While provocative posts have no place on any platform, free speech should not be hit
The government’s notice to Twitter after it reinstated several handles that mentioned a controversial hashtag, which the former wanted blocked, marks a critical point in an already uneasy relationship between a powerful government and an influential technology platform. A showdown seems inevitable now, what with the government threatening Twitter with penal action for not complying with its orders. The issue pertains to tweets put out by some handles on the ongoing farmer protests as also a hashtag that suggested that a farmer genocide was being planned. The Ministry of Electronics and IT ordered these handles (257 URLs and one hashtag) to be blocked on the grounds that they were spreading dangerous misinformation about the protests. Twitter initially complied with the order but then restored these tweets and handles, which included those of media houses.
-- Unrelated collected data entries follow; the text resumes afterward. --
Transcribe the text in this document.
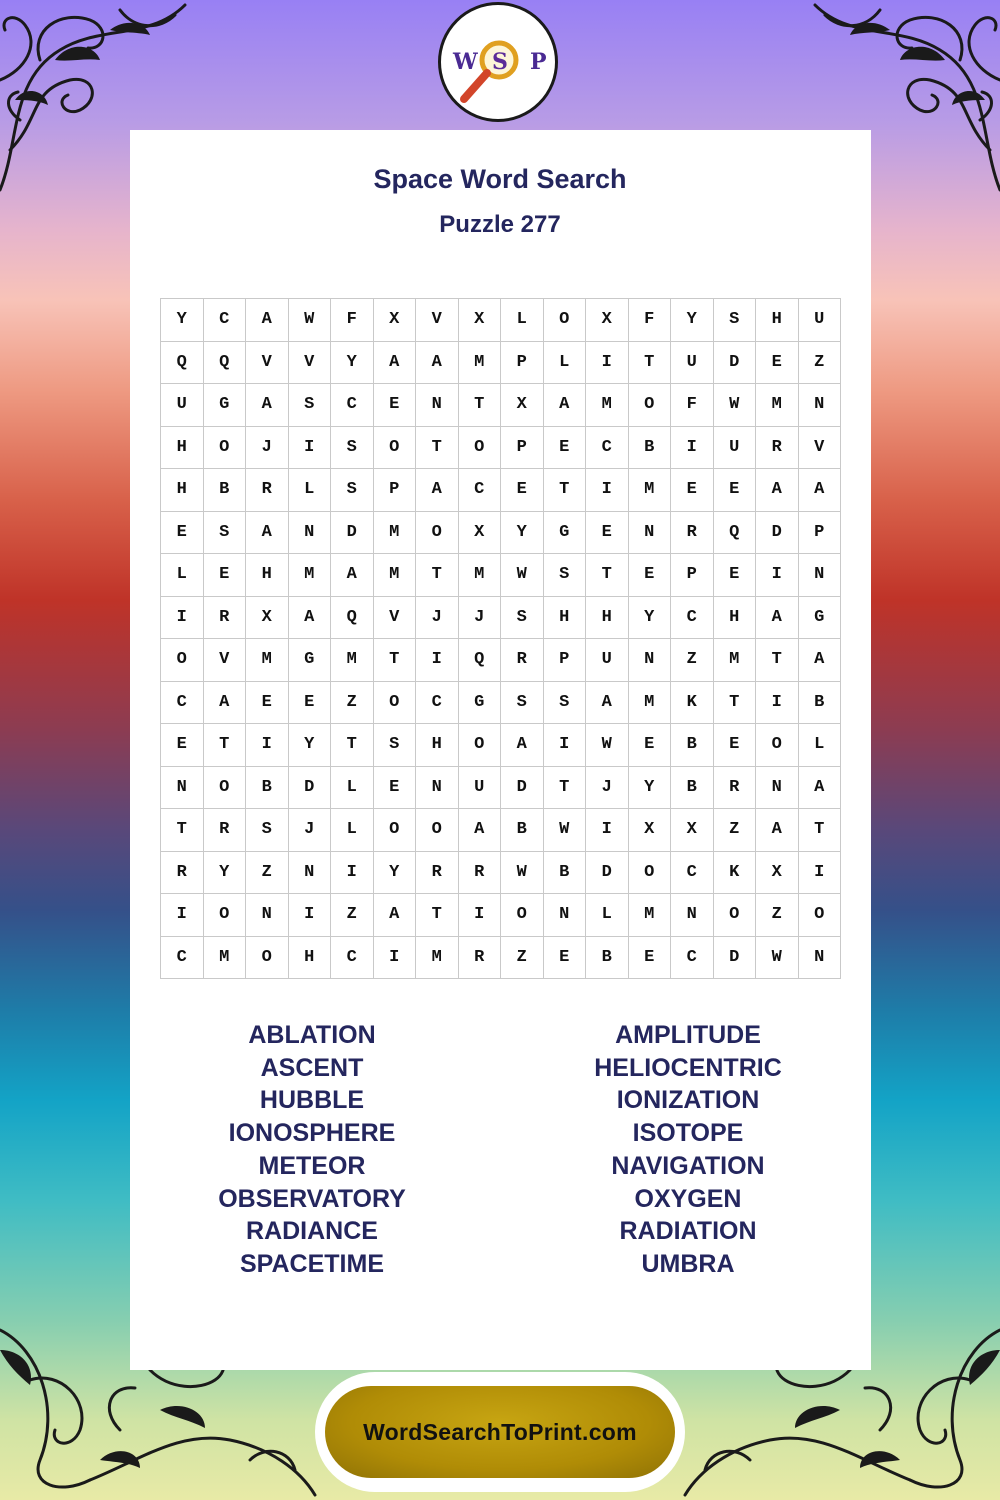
W S P
Space Word Search
Puzzle 277
Y	C	A	W	F	X	V	X	L	O	X	F	Y	S	H	U
Q	Q	V	V	Y	A	A	M	P	L	I	T	U	D	E	Z
U	G	A	S	C	E	N	T	X	A	M	O	F	W	M	N
H	O	J	I	S	O	T	O	P	E	C	B	I	U	R	V
H	B	R	L	S	P	A	C	E	T	I	M	E	E	A	A
E	S	A	N	D	M	O	X	Y	G	E	N	R	Q	D	P
L	E	H	M	A	M	T	M	W	S	T	E	P	E	I	N
I	R	X	A	Q	V	J	J	S	H	H	Y	C	H	A	G
O	V	M	G	M	T	I	Q	R	P	U	N	Z	M	T	A
C	A	E	E	Z	O	C	G	S	S	A	M	K	T	I	B
E	T	I	Y	T	S	H	O	A	I	W	E	B	E	O	L
N	O	B	D	L	E	N	U	D	T	J	Y	B	R	N	A
T	R	S	J	L	O	O	A	B	W	I	X	X	Z	A	T
R	Y	Z	N	I	Y	R	R	W	B	D	O	C	K	X	I
I	O	N	I	Z	A	T	I	O	N	L	M	N	O	Z	O
C	M	O	H	C	I	M	R	Z	E	B	E	C	D	W	N
ABLATION
ASCENT
HUBBLE
IONOSPHERE
METEOR
OBSERVATORY
RADIANCE
SPACETIME
AMPLITUDE
HELIOCENTRIC
IONIZATION
ISOTOPE
NAVIGATION
OXYGEN
RADIATION
UMBRA
WordSearchToPrint.com
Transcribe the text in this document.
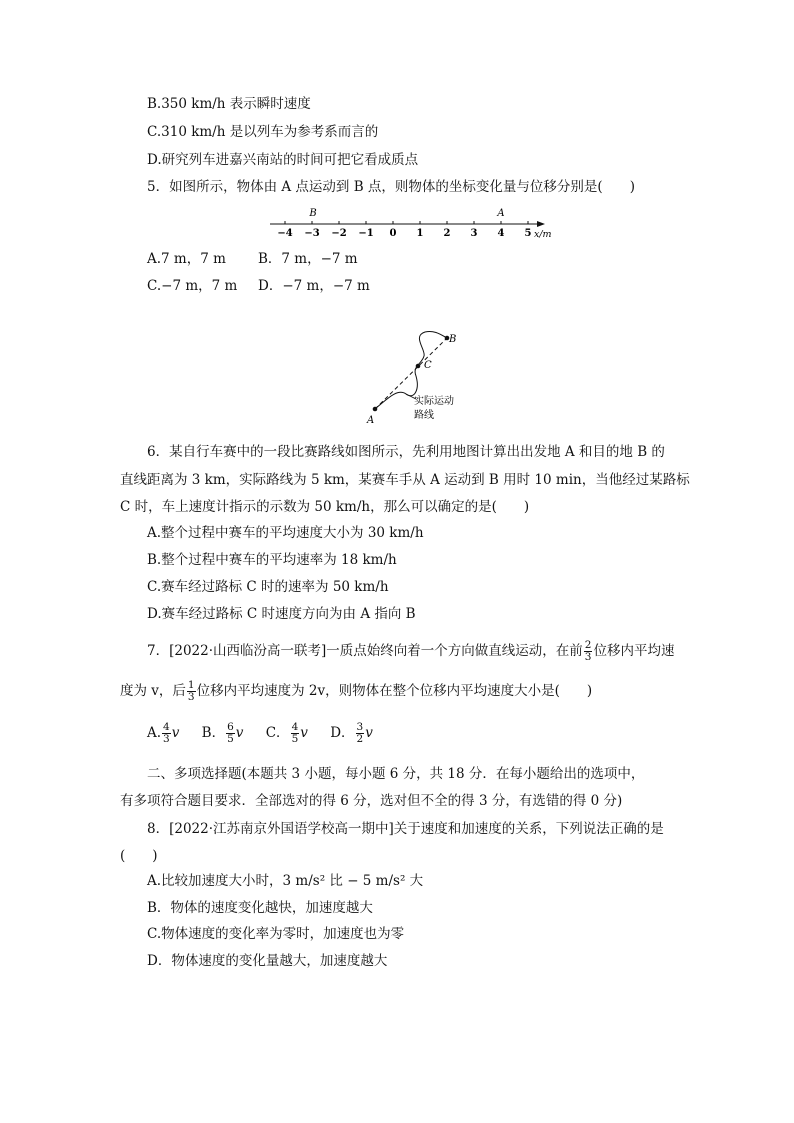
B.350 km/h 表示瞬时速度
C.310 km/h 是以列车为参考系而言的
D.研究列车进嘉兴南站的时间可把它看成质点
5．如图所示，物体由 A 点运动到 B 点，则物体的坐标变化量与位移分别是(　　)
−4 −3 −2 −1 0 1 2 3 4 5
B	A
x/m
A.7 m，7 m B．7 m，−7 m
C.−7 m，7 m D．−7 m，−7 m
A
B
C
实际运动
路线
6．某自行车赛中的一段比赛路线如图所示，先利用地图计算出出发地 A 和目的地 B 的
直线距离为 3 km，实际路线为 5 km，某赛车手从 A 运动到 B 用时 10 min，当他经过某路标
C 时，车上速度计指示的示数为 50 km/h，那么可以确定的是(　　)
A.整个过程中赛车的平均速度大小为 30 km/h
B.整个过程中赛车的平均速率为 18 km/h
C.赛车经过路标 C 时的速率为 50 km/h
D.赛车经过路标 C 时速度方向为由 A 指向 B
7．[2022·山西临汾高一联考]一质点始终向着一个方向做直线运动，在前 $\frac{2}{3}$ 位移内平均速
度为 v，后 $\frac{1}{3}$ 位移内平均速度为 2v，则物体在整个位移内平均速度大小是(　　)
A. $\frac{4}{3}$ v B． $\frac{6}{5}$ v C． $\frac{4}{5}$ v D． $\frac{3}{2}$ v
二、多项选择题(本题共 3 小题，每小题 6 分，共 18 分．在每小题给出的选项中，
有多项符合题目要求．全部选对的得 6 分，选对但不全的得 3 分，有选错的得 0 分)
8．[2022·江苏南京外国语学校高一期中]关于速度和加速度的关系，下列说法正确的是
(　　)
A.比较加速度大小时，3 m/s² 比 − 5 m/s² 大
B．物体的速度变化越快，加速度越大
C.物体速度的变化率为零时，加速度也为零
D．物体速度的变化量越大，加速度越大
The Government’s initial order was issued under Section 69A of the Information Technology Act, 2000, under which it can direct an intermediary to block any information for public access “in the interest of sovereignty and integrity of India, defence of India, security of the State, friendly relations with foreign States or public order or for preventing incitement to the commission of any cognizable offence relating to above…” This is the same Section under which hundreds of Chinese apps have been banned in recent months.
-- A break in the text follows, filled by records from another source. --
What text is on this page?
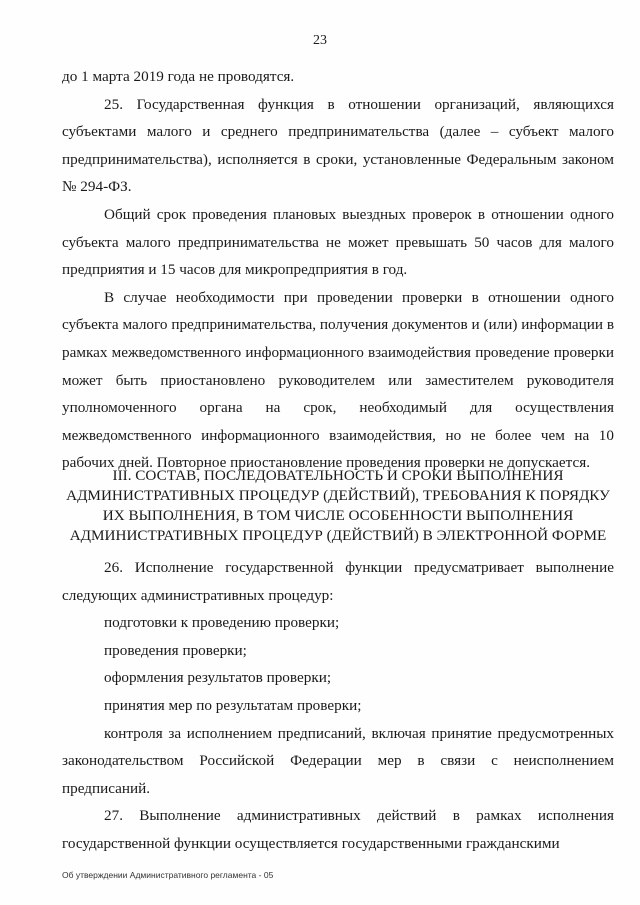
23

до 1 марта 2019 года не проводятся.

25. Государственная функция в отношении организаций, являющихся субъектами малого и среднего предпринимательства (далее – субъект малого предпринимательства), исполняется в сроки, установленные Федеральным законом № 294-ФЗ.

Общий срок проведения плановых выездных проверок в отношении одного субъекта малого предпринимательства не может превышать 50 часов для малого предприятия и 15 часов для микропредприятия в год.

В случае необходимости при проведении проверки в отношении одного субъекта малого предпринимательства, получения документов и (или) информации в рамках межведомственного информационного взаимодействия проведение проверки может быть приостановлено руководителем или заместителем руководителя уполномоченного органа на срок, необходимый для осуществления межведомственного информационного взаимодействия, но не более чем на 10 рабочих дней. Повторное приостановление проведения проверки не допускается.

III. СОСТАВ, ПОСЛЕДОВАТЕЛЬНОСТЬ И СРОКИ ВЫПОЛНЕНИЯ
АДМИНИСТРАТИВНЫХ ПРОЦЕДУР (ДЕЙСТВИЙ), ТРЕБОВАНИЯ К ПОРЯДКУ
ИХ ВЫПОЛНЕНИЯ, В ТОМ ЧИСЛЕ ОСОБЕННОСТИ ВЫПОЛНЕНИЯ
АДМИНИСТРАТИВНЫХ ПРОЦЕДУР (ДЕЙСТВИЙ) В ЭЛЕКТРОННОЙ ФОРМЕ

26. Исполнение государственной функции предусматривает выполнение следующих административных процедур:

подготовки к проведению проверки;

проведения проверки;

оформления результатов проверки;

принятия мер по результатам проверки;

контроля за исполнением предписаний, включая принятие предусмотренных законодательством Российской Федерации мер в связи с неисполнением предписаний.

27. Выполнение административных действий в рамках исполнения государственной функции осуществляется государственными гражданскими

Об утверждении Административного регламента - 05
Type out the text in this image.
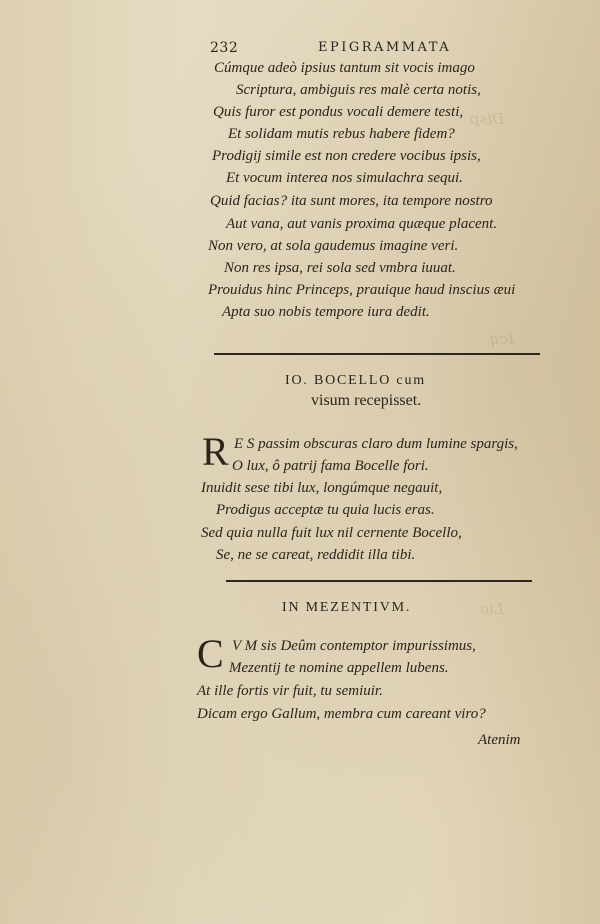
Disp
Icq
Lio
232	EPIGRAMMATA
Cúmque adeò ipsius tantum sit vocis imago
Scriptura, ambiguis res malè certa notis,
Quis furor est pondus vocali demere testi,
Et solidam mutis rebus habere fidem?
Prodigij simile est non credere vocibus ipsis,
Et vocum interea nos simulachra sequi.
Quid facias? ita sunt mores, ita tempore nostro
Aut vana, aut vanis proxima quæque placent.
Non vero, at sola gaudemus imagine veri.
Non res ipsa, rei sola sed vmbra iuuat.
Prouidus hinc Princeps, prauique haud inscius æui
Apta suo nobis tempore iura dedit.
IO. BOCELLO cum
visum recepisset.
R E S passim obscuras claro dum lumine spargis,
O lux, ô patrij fama Bocelle fori.
Inuidit sese tibi lux, longúmque negauit,
Prodigus acceptæ tu quia lucis eras.
Sed quia nulla fuit lux nil cernente Bocello,
Se, ne se careat, reddidit illa tibi.
IN MEZENTIVM.
C V M sis Deûm contemptor impurissimus,
Mezentij te nomine appellem lubens.
At ille fortis vir fuit, tu semiuir.
Dicam ergo Gallum, membra cum careant viro?
Atenim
The world over, technology platforms have enough safeguards to act as intermediaries without being liable for the content that is published. But Twitter’s act of defying the orders as per the law means it is on slippery territory. Though the use of Section 69A has been often criticised for the secrecy surrounding the process, it was upheld by the Supreme Court in the landmark Shreya Singhal vs Union of India (2015). The Court then was satisfied with the safeguards available. The technology platform’s stance may perhaps even lead to a legal challenge to the provisions of the Section. On the other hand, while there are many grounds on which this Government’s handling of the farm protests can be criticised, including its hyper-sensitivity to any criticism, reflected in the FIRs filed against many journalists, it has to be unequivocally said that the hashtag that it wanted blocked was not merely distasteful but seriously problematic, and indefensible on the grounds of freedom of speech. In a very sensitive setting, one that at least at one point was simmering with the potential for large-scale violence, provocation of any kind is unacceptable. What further happens in this face-off will be of interest not just for the two parties but for the governments of the world as well as the platforms of the world.